Pour l’instant, l’armée israélienne a réagi brutalement mais sans réussir à renverser la situation :

Les frappes de représailles israéliennes ont jusqu’à présent coûté la vie à 370 Palestiniens, dont 20 enfants, selon le ministère de la santé de Gaza, dirigé par le Hamas, qui précise que plus de 2 200 autres personnes ont été blessées.

Le 8 octobre au soir, l’armée et les forces de sécurité israéliennes luttent toujours pour reprendre le contrôle de la position militaire et des colonies qui ont été capturées par les combattants palestiniens dans les premières heures de l’attaque.

Le cabinet de sécurité israélien a officiellement déclaré le pays en état de guerre et donné son feu vert à des “activités militaires significatives”, ce qui signifie que la bataille actuelle pourrait durer des semaines, voire des mois southfront.org, 8 octobre 2023.
 
Drones et “facteur humain” ont neutralisé le “Dôme”

Attaques coordonnées de roquettes et de drones. Infiltrations spectaculaires de combattants. En quelques heures, les Palestiniens ont ridiculisé le bouclier technologique très sophistiqué de l’armée occidentale la mieux équipée après l’armée américaine. Donnons simplement une vidéo montrée sur la chaîne Al-Jazeera, qui montre cette infiltration au sol et par les airs :



Et cet autre, qui montre un char israélien détruit par un drone kamikaze – une image qui rappelle celles des chars occidentaux brûlant en Ukraine.
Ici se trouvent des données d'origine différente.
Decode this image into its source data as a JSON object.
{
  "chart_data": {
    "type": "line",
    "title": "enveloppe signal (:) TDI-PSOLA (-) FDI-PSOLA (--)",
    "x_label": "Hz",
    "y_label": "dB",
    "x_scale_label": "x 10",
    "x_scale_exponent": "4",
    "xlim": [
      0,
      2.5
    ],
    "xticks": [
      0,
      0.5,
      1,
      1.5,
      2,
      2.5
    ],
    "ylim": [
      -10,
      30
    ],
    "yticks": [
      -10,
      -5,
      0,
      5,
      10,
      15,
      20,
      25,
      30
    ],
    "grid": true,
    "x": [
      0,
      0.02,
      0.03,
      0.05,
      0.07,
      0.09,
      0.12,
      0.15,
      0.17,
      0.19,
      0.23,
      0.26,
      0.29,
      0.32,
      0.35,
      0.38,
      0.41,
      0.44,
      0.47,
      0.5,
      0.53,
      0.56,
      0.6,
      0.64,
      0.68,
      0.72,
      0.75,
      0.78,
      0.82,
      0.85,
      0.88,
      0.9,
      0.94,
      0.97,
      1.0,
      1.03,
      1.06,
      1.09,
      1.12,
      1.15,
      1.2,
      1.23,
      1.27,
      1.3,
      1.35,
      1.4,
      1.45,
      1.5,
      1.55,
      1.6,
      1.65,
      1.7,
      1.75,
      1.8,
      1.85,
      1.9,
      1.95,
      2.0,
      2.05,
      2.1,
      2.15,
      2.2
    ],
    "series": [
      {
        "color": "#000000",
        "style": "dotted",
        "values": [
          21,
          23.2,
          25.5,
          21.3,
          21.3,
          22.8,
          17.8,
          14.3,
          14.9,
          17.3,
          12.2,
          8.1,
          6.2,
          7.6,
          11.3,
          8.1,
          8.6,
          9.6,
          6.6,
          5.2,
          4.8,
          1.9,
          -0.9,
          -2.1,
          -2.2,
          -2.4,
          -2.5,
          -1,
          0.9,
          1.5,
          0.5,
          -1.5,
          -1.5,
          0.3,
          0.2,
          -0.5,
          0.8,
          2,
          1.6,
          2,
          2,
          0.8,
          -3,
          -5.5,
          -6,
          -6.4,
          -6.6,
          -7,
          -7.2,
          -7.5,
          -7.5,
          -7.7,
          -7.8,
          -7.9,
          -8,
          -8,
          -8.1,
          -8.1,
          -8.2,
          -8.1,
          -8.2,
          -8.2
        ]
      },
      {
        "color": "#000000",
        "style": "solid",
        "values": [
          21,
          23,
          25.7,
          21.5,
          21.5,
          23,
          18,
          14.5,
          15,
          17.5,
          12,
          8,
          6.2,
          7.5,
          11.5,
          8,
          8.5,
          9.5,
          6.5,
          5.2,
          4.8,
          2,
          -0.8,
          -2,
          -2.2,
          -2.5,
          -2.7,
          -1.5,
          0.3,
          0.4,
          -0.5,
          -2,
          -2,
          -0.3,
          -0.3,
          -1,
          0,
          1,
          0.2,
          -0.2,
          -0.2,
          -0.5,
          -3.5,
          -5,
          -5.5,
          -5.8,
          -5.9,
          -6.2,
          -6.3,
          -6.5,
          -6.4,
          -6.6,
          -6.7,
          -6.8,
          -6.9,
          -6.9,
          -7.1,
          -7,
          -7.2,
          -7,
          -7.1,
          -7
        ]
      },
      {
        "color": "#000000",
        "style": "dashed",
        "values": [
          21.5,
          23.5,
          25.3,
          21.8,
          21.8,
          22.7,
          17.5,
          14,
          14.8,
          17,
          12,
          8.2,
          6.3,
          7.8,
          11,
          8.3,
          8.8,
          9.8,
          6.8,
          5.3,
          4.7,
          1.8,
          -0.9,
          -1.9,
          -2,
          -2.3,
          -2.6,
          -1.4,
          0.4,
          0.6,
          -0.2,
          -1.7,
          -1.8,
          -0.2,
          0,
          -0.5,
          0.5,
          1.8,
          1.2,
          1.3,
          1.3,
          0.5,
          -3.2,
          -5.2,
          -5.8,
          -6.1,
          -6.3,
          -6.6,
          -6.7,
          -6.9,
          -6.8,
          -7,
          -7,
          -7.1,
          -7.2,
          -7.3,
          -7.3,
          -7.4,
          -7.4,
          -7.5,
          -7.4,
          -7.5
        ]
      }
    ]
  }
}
Visiblement, les Palestiniens ont – avec ceux qui les conseillent éventuellement – bien observé ce qui se passe sur le champ de bataille en Ukraine, où les Russes ont l’habitude, désormais, dans leurs bombardements nocturnes, d’utiliser des drones kamikazes, autant sinon plus que des missiles de précision. 

Chaos consécutif à l’affaiblissement américain dans la région

Ce qui se passe est très clairement une conséquence de l’affaiblissement américain dans la région.

+ Le déclin américain a commencé le 30 août 2013, lorsque Barack Obama a refusé de bombarder la Syrie. A partir de là, les menaces américaines n’ont plus été prises au sérieux dans la région. Entre 2015 et 2018, c’est la Russie et non les États-Unis qui a détruit Daech. Le piteux retrait américain d’Afghanistan, avec Joe Biden a fait le reste

+ Donald Trump avait redonné de la cohérence à la politique américaine en abandonnant la recherche d’un compromis avec Téhéran et en resserrant les liens avec l’Arabie Saoudite et le monde sunnite. Cette politique a été aussitôt abandonnée par l’équipe Biden. Résultat : plus personne ne fait confiance aux EÉtats-Unis Même Israël cherche des éléments d’alternative au protectorat américain, à commencer par la Russie (d’où le refus israélien de soutenir l’Ukraine).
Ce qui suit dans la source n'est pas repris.